In other words, it shows that Sarah’s falling for Chuck was never just the result of lucky coincidences. They were always meant to be, no matter what.
Thank you for your reply.
Yes I agree as a synopsis it sure makes sense, when you bring down all characters to S1 level. They did the same with Casey as well in his conversation with Beckman. Even though I find it a bit implausible because the characters have grown organically throughout five years and they wouldn’t just go back to their five year prior self without external influence, like say loosing your memories where it made sense for Sarah to go back to her pre-Chuck self. Also, this doesn’t last long as the other characters quickly change back to their S5 personalities with the help of their friends and family (Ellie and Morgan for Chuck and Morgan for Casey).
So, yes, as a synopsis of the whole story I understand what they are trying to do, especially as a goodbye to the fans to once again remind them what made the show special. And the multiple parallels to the previous seasons also illustrate the same point.
And, the point about Chuck and Sarah falling for each other in the worst possible circumstances is absolutely true (exactly like Luke Skywalker and Mara Jade).
I would only like to point out a small difference in thought I have.
“even as a grown man in S5, Chuck is still a sensitive nerd, not an alpha male like Bryce, Cole, or good-spy Shaw that S1 Sarah would typically go for.”

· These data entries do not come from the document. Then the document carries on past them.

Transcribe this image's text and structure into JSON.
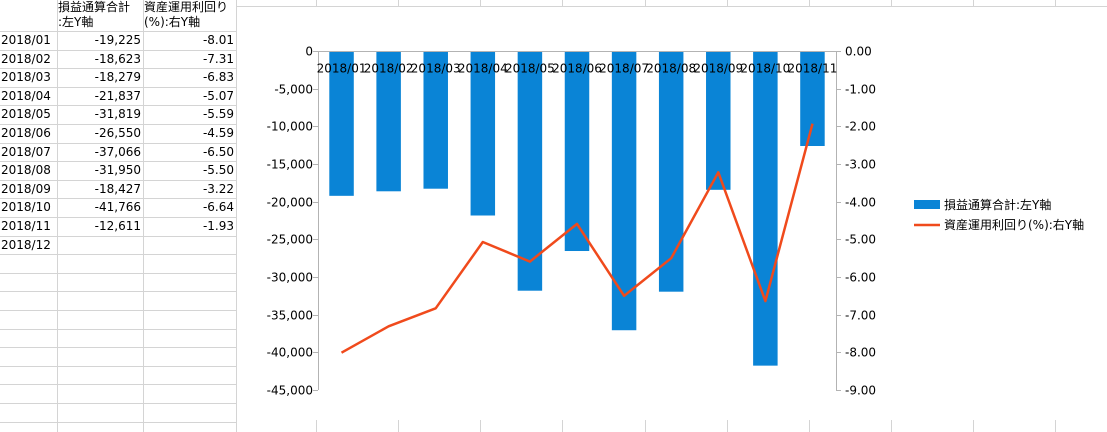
{
  "sheet": {
    "headers": {
      "col_b": [
        "損益通算合計",
        ":左Y軸"
      ],
      "col_c": [
        "資産運用利回り",
        "(%):右Y軸"
      ]
    },
    "rows": [
      {
        "month": "2018/01",
        "profit": "-19,225",
        "yield": "-8.01"
      },
      {
        "month": "2018/02",
        "profit": "-18,623",
        "yield": "-7.31"
      },
      {
        "month": "2018/03",
        "profit": "-18,279",
        "yield": "-6.83"
      },
      {
        "month": "2018/04",
        "profit": "-21,837",
        "yield": "-5.07"
      },
      {
        "month": "2018/05",
        "profit": "-31,819",
        "yield": "-5.59"
      },
      {
        "month": "2018/06",
        "profit": "-26,550",
        "yield": "-4.59"
      },
      {
        "month": "2018/07",
        "profit": "-37,066",
        "yield": "-6.50"
      },
      {
        "month": "2018/08",
        "profit": "-31,950",
        "yield": "-5.50"
      },
      {
        "month": "2018/09",
        "profit": "-18,427",
        "yield": "-3.22"
      },
      {
        "month": "2018/10",
        "profit": "-41,766",
        "yield": "-6.64"
      },
      {
        "month": "2018/11",
        "profit": "-12,611",
        "yield": "-1.93"
      },
      {
        "month": "2018/12",
        "profit": "",
        "yield": ""
      }
    ]
  },
  "chart_data": {
    "type": "bar",
    "categories": [
      "2018/01",
      "2018/02",
      "2018/03",
      "2018/04",
      "2018/05",
      "2018/06",
      "2018/07",
      "2018/08",
      "2018/09",
      "2018/10",
      "2018/11"
    ],
    "series": [
      {
        "name": "損益通算合計:左Y軸",
        "type": "bar",
        "axis": "left",
        "color": "#0A84D6",
        "values": [
          -19225,
          -18623,
          -18279,
          -21837,
          -31819,
          -26550,
          -37066,
          -31950,
          -18427,
          -41766,
          -12611
        ]
      },
      {
        "name": "資産運用利回り(%):右Y軸",
        "type": "line",
        "axis": "right",
        "color": "#F04A1C",
        "values": [
          -8.01,
          -7.31,
          -6.83,
          -5.07,
          -5.59,
          -4.59,
          -6.5,
          -5.5,
          -3.22,
          -6.64,
          -1.93
        ]
      }
    ],
    "y_left": {
      "lim": [
        -45000,
        0
      ],
      "ticks": [
        0,
        -5000,
        -10000,
        -15000,
        -20000,
        -25000,
        -30000,
        -35000,
        -40000,
        -45000
      ],
      "tick_labels": [
        "0",
        "-5,000",
        "-10,000",
        "-15,000",
        "-20,000",
        "-25,000",
        "-30,000",
        "-35,000",
        "-40,000",
        "-45,000"
      ]
    },
    "y_right": {
      "lim": [
        -9,
        0
      ],
      "ticks": [
        0,
        -1,
        -2,
        -3,
        -4,
        -5,
        -6,
        -7,
        -8,
        -9
      ],
      "tick_labels": [
        "0.00",
        "-1.00",
        "-2.00",
        "-3.00",
        "-4.00",
        "-5.00",
        "-6.00",
        "-7.00",
        "-8.00",
        "-9.00"
      ]
    },
    "xaxis_position": "top",
    "grid": false,
    "legend": "right"
  }
}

This is what Quinn (and perhaps other typical spies) would think, but not what Sarah went for, from what I have seen in the show. Because they don’t know Sarah, the woman and what kind of guy she fell for. Such as-
a) There isn’t much Bryce and Sarah interaction to show why she was with him. But from Bryce’s friendship with Chuck, we see he is actually caring and protective about Chuck, not just a macho guy. And he was a nerd himself. In fact S5 Chuck is very similar to Bryce, the only difference being that Chuck rejected the traditional spy code of feelings as liabilities and instead proves that spies can fall in love and use those feelings as an asset, which made him even better. Bryce also showed his caring nature when he warns Chuck about dangers of Sarah’s feelings to her life and asks him to do the right thing.

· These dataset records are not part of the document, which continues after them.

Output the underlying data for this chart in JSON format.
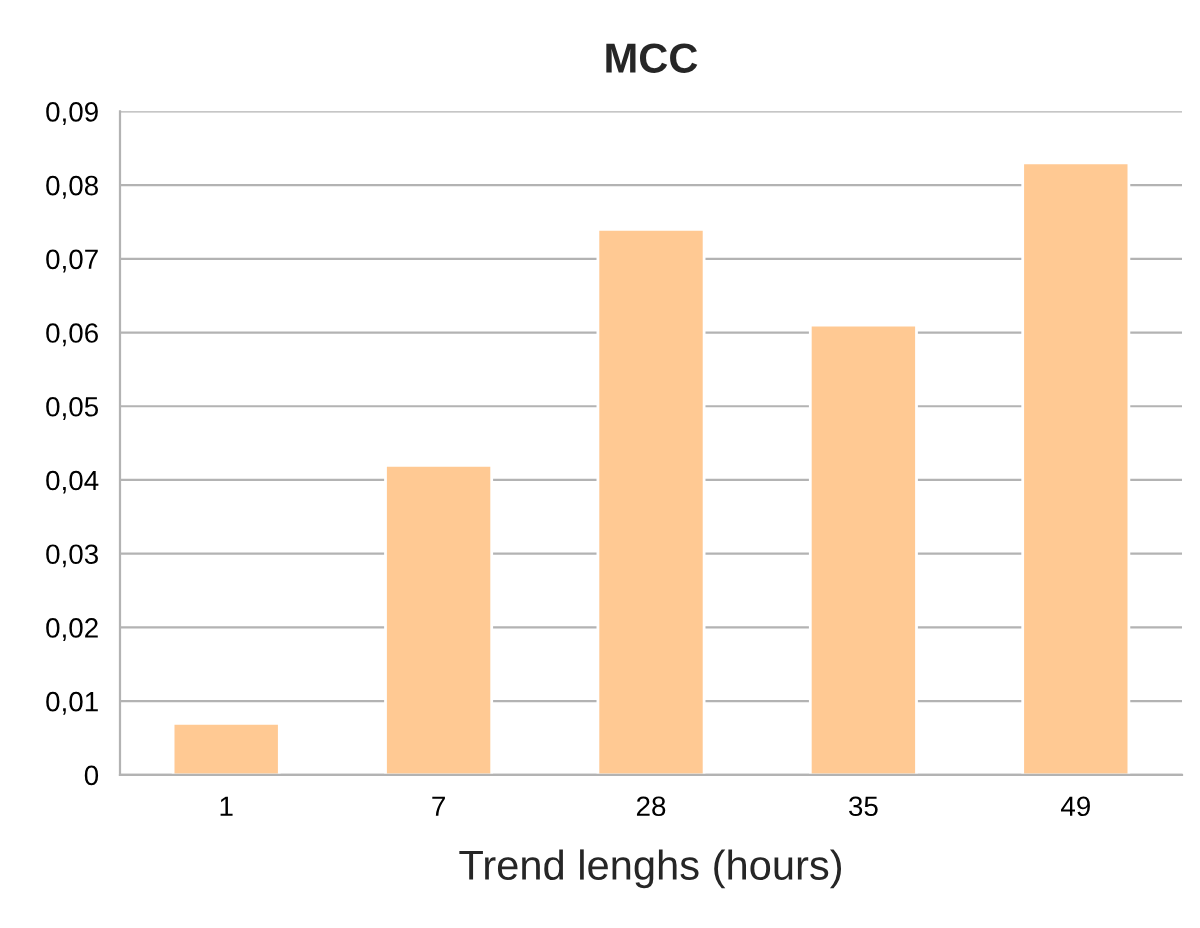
{
  "chart_data": {
    "type": "bar",
    "title": "MCC",
    "xlabel": "Trend lenghs (hours)",
    "categories": [
      "1",
      "7",
      "28",
      "35",
      "49"
    ],
    "values": [
      0.007,
      0.042,
      0.074,
      0.061,
      0.083
    ],
    "color": "#ffc993",
    "ylim": [
      0,
      0.09
    ],
    "yticks": [
      {
        "value": 0,
        "label": "0"
      },
      {
        "value": 0.01,
        "label": "0,01"
      },
      {
        "value": 0.02,
        "label": "0,02"
      },
      {
        "value": 0.03,
        "label": "0,03"
      },
      {
        "value": 0.04,
        "label": "0,04"
      },
      {
        "value": 0.05,
        "label": "0,05"
      },
      {
        "value": 0.06,
        "label": "0,06"
      },
      {
        "value": 0.07,
        "label": "0,07"
      },
      {
        "value": 0.08,
        "label": "0,08"
      },
      {
        "value": 0.09,
        "label": "0,09"
      }
    ],
    "grid": "y"
  }
}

b) With Cole, she is initially only attracted because of his heroics, but she doesn’t respond to him until he starts to create an emotional connection (something like believe me I have looked and you don’t meet many people you care about).

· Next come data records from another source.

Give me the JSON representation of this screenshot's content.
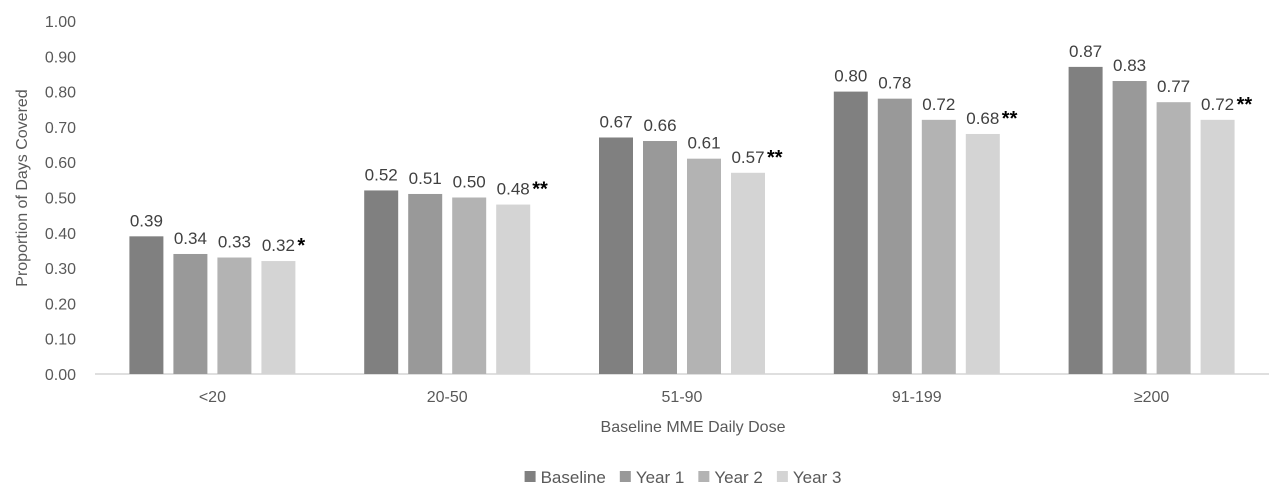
{
  "chart_data": {
    "type": "bar",
    "ylabel": "Proportion of Days Covered",
    "xlabel": "Baseline MME Daily Dose",
    "ylim": [
      0,
      1
    ],
    "yticks": [
      "0.00",
      "0.10",
      "0.20",
      "0.30",
      "0.40",
      "0.50",
      "0.60",
      "0.70",
      "0.80",
      "0.90",
      "1.00"
    ],
    "categories": [
      "<20",
      "20-50",
      "51-90",
      "91-199",
      "≥200"
    ],
    "series": [
      {
        "name": "Baseline",
        "color": "#808080",
        "values": [
          0.39,
          0.52,
          0.67,
          0.8,
          0.87
        ],
        "labels": [
          "0.39",
          "0.52",
          "0.67",
          "0.80",
          "0.87"
        ]
      },
      {
        "name": "Year 1",
        "color": "#999999",
        "values": [
          0.34,
          0.51,
          0.66,
          0.78,
          0.83
        ],
        "labels": [
          "0.34",
          "0.51",
          "0.66",
          "0.78",
          "0.83"
        ]
      },
      {
        "name": "Year 2",
        "color": "#b3b3b3",
        "values": [
          0.33,
          0.5,
          0.61,
          0.72,
          0.77
        ],
        "labels": [
          "0.33",
          "0.50",
          "0.61",
          "0.72",
          "0.77"
        ]
      },
      {
        "name": "Year 3",
        "color": "#d4d4d4",
        "values": [
          0.32,
          0.48,
          0.57,
          0.68,
          0.72
        ],
        "labels": [
          "0.32",
          "0.48",
          "0.57",
          "0.68",
          "0.72"
        ]
      }
    ],
    "annotations": [
      "*",
      "**",
      "**",
      "**",
      "**"
    ],
    "grid": false,
    "legend": "bottom-center"
  }
}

c) It’s the same with Shaw. She doesn’t trust him initially or reciprocate his offers of a spy with benefits relationship and only started a relationship after establishing an emotional connection with her real name.
Also Chuck Bartowski, the nerd herder is only a cover for him by now in S5. While in reality he was a superspy (who is emotional) by now and Sarah’s equal (after he saved her from Shaw in S5). Chuck being a nerd wasn’t an issue for Sarah ever.
What I am trying to say is that throughout the story she has shown she looks for more in a guy than an alpha male personality. That is she valued the sensitive and emotional nature of Chuck. Even she says the same to Roan during Sasha Banachek episode – “sometimes a girl appreciates when the guy can take a backseat”, that is, not an alpha. And she also defends Chuck’s romantic potential to Roan for being passionate, sweet and caring. Again she values the sensitive nature, but Roan didn’t because he just like Quinn didn’t know which kind of guy Sarah would really fall for.
And I believe this same point is made once again in the arc when she falls for Chuck once again because of his nature – passionate, sweet and caring and his selfless heroic actions to save people ahead of his personal desire to restore Sarah’s memories using the Intersect glasses. Once again reminding us why Sarah would always fall for Chuck. I think I am basically saying the same things you did in your posts now.